Everyone deals with it, everyone has to cope with it. But we cope with all of this craptacular software in different ways. Here are three personas that I think most people fall into:
- “It’s a wasteland” – People who are just resigned to the fact that “most software sucks” and have moved on with their lives. These folks are delighted when they come across software that appears to even remotely work as expected.
- “It doesn’t have to be this bad” – People who are truly dumbfounded by how software is as bad as it is, and get angry with broken software. But don’t worry, almost all of these folks will eventually end up in one of the other categories. These folks just haven’t had enough time to be worn down by the never-ending flow of crappy software.
- “It’s my fault” – People who come across bad software, and generally assume that they are the problem. They think they are doing something wrong. “It can’t possibly be this bad, I just don’t know how to use it.”
Most folks who are involved in the creation of software fall into one of the first two camps, but with one distinction. They generally know why most software is terrible. They’ve seen it, they’ve lived it.
It used to be terrible because we really had no idea what we were doing, and the idea of user experience in software was a very nascent thing. We just needed to get some input from the user, and give the user some output. Very few people were worried too much about the user’s “experience”.
A Hero Emerges
Then along came Don Norman, and within a decade, the software industry had seen the light and began to build all software with the user in mind. Virtually overnight the development of software changed from an engineering driven process that rarely involved users into a design led process that put the user at the center of the process and sought to craft products and tools that met their needs.
I hope at this point you’re either gasping with laughter, or staring angrily at your screen thinking about what could have been.
We all know things didn’t go in this direction. Since Don Norman and Jakob Nielsen founded the Nielsen Norman Group in 1998 the software industry started to slowly awake to the idea that there was a better way to build software than what we had been doing. We started to realize that the people building the software were often the worst people to tell us how to design it, and that only by interacting with people who had real needs could we build software to meet those needs.
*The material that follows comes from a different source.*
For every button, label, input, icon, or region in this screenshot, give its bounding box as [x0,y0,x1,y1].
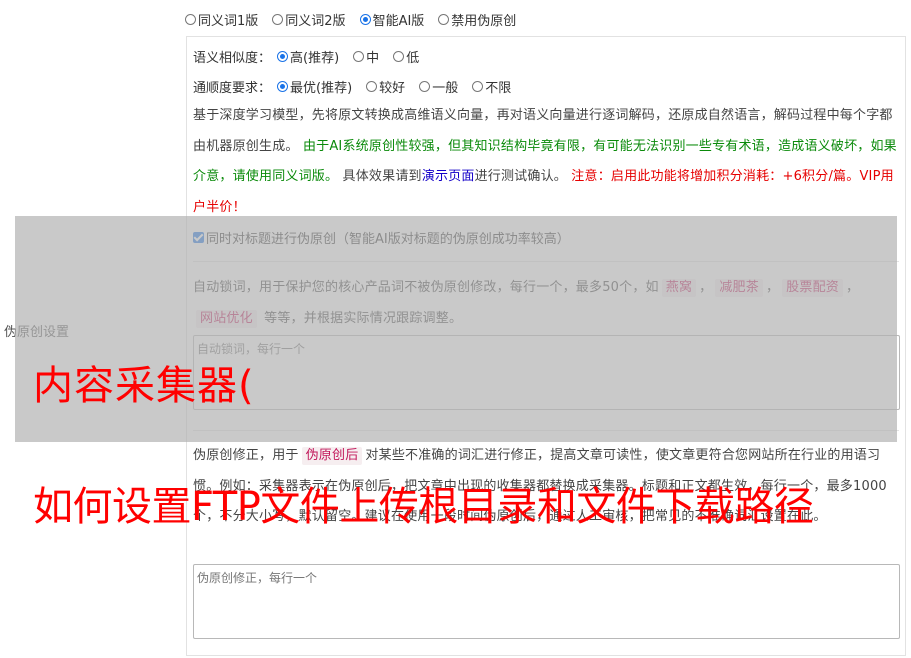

This sounds really simple. It must be simple, right?
Not even a little bit, and that is why building terrible software is the default. It seems these days that the default method of building software is to:
- Get a bunch of software engineers, and maybe a few designers.
- Produce some requirements using whatever combination of project manager, business analyst, product manager, product owner, crystal ball, and ouija board make the most sense for your team.
- Put all of these things into a board of some kind. Extra agile points if you use real sticky notes.
- Start sprinting.
- Have meetings on a regular basis to prove to the business that you’re not just reading Reddit all day.
- Launch software.
- Have your first unmonitored user tests in production, and then have a flurry of follow up meetings about why users “just don’t get it” or “need some help to understand the software”.
The unfortunate reality is you can’t build good software by locking software engineers and designers in a room and saying “build good software”. But at the same time you can’t send software engineers and designers to a group of users and have them ask “what should we build?” Neither group by itself is capable of producing usable software.
And this is why so many software products still end up with horrible user experiences. Hiring a UX designer but not giving them the business support to talk to users and collaborate heavily will result in usable software that solves nobody’s problems.
Building software by talking to users takes an investment. It means you have to be willing to listen, to throw things away, to not be too precious about your solutions. But if the software you’re building is important enough, then you don’t have any other options. You have to make a decision about whether you’re going to accept the default of building terrible software, or whether you’re going to roll up your sleeves and do the hard work of uncovering your user’s true needs.